Of course, the big issue of the moment is Russia’s invasion of Ukraine, and he’s going to talk about it. We all had a good laugh recently recounting how Biden claimed that Putin didn’t want him to be president because he would stand up to him… only to see Biden let Putin walk all over him. Donald Trump has recently pointed out that Putin never would have invaded Ukraine if he were still president, and a majority of Americans agree, so to compensate, expect Biden to pretend to be a tough guy, and when you’re done laughing, take a shot.
BONUS SHOTS:
Take a shot if Joe Biden…
…wears a mask when he enters the chamber.
Yeah, the mask mandate for Congress is over, but on Monday he was walking outside alone wearing a mask. So, he might make a show of ditching the mask.

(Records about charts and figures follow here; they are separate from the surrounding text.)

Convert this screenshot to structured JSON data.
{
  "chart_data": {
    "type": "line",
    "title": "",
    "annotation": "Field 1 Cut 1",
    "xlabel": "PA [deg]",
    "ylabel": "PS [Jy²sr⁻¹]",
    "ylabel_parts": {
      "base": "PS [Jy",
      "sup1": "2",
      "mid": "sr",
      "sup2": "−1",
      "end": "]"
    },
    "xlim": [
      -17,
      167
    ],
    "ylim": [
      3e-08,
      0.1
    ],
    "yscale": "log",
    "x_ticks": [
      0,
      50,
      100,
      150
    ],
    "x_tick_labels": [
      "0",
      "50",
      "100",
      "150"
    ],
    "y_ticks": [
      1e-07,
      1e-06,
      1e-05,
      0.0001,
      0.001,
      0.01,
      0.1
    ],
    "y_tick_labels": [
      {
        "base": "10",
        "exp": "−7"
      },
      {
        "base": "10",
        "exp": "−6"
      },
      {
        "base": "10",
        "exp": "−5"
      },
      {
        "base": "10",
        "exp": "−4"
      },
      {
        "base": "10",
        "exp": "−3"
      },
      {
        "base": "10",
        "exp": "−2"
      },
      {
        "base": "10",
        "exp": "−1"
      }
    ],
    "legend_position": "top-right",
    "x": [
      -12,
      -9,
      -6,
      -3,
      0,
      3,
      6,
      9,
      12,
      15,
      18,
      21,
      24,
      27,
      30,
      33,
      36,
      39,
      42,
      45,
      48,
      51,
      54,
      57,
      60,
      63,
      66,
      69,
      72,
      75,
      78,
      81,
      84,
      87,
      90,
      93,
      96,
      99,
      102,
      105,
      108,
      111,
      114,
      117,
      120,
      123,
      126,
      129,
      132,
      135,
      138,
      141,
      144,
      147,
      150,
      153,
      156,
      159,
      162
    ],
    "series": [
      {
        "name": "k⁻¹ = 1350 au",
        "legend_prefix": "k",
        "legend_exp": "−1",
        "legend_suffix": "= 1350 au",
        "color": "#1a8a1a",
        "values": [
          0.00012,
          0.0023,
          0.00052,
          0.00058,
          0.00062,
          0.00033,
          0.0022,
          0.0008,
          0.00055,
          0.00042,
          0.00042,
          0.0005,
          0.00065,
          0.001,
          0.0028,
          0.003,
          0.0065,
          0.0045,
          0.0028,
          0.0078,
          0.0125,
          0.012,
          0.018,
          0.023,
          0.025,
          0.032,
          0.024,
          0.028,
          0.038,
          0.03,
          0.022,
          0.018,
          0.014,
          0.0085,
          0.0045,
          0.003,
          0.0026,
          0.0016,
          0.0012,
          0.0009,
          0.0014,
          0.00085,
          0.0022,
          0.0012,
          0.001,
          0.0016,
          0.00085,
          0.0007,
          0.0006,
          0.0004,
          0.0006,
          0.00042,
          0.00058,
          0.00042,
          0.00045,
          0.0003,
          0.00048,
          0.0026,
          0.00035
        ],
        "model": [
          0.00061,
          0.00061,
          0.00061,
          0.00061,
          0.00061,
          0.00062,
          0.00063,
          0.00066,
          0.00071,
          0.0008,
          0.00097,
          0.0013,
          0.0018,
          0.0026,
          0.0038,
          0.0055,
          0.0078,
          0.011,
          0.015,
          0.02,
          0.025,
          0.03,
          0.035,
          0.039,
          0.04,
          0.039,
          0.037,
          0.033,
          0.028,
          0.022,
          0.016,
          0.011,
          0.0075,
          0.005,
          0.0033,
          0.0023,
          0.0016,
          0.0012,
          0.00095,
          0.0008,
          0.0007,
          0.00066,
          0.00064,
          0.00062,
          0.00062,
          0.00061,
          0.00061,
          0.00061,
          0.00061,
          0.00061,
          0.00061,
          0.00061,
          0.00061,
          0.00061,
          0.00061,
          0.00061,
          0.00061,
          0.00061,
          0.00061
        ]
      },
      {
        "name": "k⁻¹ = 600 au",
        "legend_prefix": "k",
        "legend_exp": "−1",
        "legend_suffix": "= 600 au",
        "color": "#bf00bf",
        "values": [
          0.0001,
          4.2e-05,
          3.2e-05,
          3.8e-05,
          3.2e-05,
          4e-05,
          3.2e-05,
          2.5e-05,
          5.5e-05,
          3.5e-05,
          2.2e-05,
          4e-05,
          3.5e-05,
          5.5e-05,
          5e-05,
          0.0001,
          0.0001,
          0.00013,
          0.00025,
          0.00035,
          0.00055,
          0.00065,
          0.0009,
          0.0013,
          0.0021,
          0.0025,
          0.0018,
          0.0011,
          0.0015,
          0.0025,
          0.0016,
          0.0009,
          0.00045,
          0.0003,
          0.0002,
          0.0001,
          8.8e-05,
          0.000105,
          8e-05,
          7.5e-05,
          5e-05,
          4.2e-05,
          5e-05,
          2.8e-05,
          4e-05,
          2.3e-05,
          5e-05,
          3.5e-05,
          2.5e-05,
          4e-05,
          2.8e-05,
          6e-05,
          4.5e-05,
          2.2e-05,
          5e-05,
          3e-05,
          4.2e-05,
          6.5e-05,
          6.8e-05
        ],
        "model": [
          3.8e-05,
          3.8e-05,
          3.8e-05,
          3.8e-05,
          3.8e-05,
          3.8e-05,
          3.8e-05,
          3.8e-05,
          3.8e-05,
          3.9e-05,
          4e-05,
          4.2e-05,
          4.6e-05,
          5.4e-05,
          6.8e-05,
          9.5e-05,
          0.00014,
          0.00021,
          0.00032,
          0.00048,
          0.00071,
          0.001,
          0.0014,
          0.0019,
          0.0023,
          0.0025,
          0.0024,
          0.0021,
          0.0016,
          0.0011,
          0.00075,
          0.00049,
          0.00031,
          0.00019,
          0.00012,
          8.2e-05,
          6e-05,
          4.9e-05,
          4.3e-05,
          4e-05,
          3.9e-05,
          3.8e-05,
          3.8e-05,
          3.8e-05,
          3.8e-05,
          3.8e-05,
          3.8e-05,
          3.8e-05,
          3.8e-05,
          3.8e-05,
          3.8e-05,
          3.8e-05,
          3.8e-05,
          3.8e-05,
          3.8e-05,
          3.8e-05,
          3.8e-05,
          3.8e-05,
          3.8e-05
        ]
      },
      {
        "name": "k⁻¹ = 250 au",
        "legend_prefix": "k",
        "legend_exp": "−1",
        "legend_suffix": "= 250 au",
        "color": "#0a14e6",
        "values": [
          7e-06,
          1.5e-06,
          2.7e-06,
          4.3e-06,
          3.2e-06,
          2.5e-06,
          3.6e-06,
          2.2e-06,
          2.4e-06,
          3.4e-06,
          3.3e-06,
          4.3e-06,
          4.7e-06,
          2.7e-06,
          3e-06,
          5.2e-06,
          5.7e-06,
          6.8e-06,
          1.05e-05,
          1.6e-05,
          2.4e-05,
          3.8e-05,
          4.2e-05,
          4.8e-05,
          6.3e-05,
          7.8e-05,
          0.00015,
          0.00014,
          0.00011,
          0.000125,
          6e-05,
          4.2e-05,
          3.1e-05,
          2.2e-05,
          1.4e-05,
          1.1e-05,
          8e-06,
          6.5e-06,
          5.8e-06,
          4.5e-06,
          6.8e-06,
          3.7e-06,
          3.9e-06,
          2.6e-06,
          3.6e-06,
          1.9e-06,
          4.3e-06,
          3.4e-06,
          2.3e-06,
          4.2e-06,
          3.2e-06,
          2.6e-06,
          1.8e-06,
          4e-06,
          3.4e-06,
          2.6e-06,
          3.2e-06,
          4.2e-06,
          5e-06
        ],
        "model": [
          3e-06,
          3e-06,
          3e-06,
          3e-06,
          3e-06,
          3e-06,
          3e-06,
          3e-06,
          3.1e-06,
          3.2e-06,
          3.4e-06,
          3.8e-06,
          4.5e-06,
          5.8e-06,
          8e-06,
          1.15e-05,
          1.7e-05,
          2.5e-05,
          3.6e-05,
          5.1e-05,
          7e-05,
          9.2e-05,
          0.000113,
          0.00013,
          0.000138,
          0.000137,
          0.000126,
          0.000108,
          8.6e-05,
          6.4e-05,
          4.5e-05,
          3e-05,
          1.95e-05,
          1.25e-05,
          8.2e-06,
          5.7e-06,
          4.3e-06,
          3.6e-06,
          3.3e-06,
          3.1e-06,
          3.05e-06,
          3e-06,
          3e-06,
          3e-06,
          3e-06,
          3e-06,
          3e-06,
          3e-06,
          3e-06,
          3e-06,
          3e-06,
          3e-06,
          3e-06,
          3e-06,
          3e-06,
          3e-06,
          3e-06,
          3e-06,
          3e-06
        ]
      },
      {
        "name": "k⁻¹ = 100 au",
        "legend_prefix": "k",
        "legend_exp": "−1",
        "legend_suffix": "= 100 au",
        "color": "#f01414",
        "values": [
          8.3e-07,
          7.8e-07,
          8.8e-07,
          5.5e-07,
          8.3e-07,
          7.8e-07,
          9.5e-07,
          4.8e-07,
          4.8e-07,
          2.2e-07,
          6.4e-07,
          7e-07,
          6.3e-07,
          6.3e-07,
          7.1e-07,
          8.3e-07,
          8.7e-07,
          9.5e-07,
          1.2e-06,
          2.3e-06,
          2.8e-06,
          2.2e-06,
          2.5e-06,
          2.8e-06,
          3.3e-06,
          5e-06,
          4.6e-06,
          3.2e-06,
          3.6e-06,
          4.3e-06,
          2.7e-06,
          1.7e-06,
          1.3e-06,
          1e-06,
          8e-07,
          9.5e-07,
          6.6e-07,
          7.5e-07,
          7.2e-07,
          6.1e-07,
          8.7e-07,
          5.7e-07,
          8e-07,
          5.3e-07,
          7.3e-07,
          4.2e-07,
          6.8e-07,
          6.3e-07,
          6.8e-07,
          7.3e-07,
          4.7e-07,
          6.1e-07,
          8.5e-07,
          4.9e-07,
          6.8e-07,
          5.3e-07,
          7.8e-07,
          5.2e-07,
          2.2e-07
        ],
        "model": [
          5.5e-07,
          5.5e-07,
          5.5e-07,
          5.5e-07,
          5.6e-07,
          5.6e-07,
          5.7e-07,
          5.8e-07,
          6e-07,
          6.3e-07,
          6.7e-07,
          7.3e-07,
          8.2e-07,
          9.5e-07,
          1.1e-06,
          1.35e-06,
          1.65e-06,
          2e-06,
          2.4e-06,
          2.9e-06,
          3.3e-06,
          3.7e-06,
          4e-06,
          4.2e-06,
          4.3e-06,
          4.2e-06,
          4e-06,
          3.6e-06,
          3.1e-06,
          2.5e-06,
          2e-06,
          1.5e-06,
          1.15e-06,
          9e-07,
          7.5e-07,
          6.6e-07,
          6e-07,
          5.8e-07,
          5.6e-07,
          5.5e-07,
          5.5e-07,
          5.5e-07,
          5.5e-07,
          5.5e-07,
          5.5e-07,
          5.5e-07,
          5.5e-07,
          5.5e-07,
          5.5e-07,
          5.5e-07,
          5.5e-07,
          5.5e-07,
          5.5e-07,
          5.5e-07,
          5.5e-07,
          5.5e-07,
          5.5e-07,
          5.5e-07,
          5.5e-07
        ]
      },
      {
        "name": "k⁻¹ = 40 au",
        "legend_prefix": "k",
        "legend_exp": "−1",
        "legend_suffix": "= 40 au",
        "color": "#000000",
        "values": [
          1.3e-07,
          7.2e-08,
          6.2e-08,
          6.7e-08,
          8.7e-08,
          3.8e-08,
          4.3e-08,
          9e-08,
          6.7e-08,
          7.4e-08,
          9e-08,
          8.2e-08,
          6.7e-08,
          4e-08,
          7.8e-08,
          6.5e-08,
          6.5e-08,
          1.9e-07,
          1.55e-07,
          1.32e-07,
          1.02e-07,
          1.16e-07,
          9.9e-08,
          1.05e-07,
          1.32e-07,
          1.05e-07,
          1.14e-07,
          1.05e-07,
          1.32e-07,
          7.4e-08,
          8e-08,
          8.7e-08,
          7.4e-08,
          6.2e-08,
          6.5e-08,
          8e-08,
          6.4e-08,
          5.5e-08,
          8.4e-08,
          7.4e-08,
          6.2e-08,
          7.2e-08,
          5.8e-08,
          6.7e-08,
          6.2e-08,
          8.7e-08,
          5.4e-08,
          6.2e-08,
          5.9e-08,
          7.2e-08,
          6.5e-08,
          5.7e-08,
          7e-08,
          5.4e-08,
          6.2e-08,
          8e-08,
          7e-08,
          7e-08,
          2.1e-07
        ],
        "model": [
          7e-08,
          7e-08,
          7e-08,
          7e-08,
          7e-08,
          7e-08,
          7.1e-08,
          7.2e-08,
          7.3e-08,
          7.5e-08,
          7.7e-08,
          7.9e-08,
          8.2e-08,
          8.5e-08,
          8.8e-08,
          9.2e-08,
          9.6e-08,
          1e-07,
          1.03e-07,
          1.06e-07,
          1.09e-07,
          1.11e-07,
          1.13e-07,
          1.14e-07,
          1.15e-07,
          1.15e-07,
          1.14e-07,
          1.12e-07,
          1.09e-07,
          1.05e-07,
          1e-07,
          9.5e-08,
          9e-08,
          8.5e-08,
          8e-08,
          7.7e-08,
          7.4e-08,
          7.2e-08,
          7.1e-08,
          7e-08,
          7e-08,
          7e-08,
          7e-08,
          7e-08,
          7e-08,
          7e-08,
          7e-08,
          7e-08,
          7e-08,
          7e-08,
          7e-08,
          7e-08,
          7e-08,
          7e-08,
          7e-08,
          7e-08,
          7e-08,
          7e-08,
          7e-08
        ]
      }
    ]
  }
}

…lasts longer than an hour.
According to Politico, the average length of a State of the Union address is 50 minutes.
…mumbles like a moron.
Biden has a history of tripping over words, even when he’s reading off a teleprompter.
…is wearing a pin for Ukraine.
Biden’s diplomatic skills are obviously garbage, so symbolic gestures are probably his best play. Several politicians have been seen wearing a pin with the Ukrainian flag, and Biden might decide to follow the trend because that will make up for his failure to stand up to Putin. If you see such a pin, take a drink, and pray for the people of Ukraine.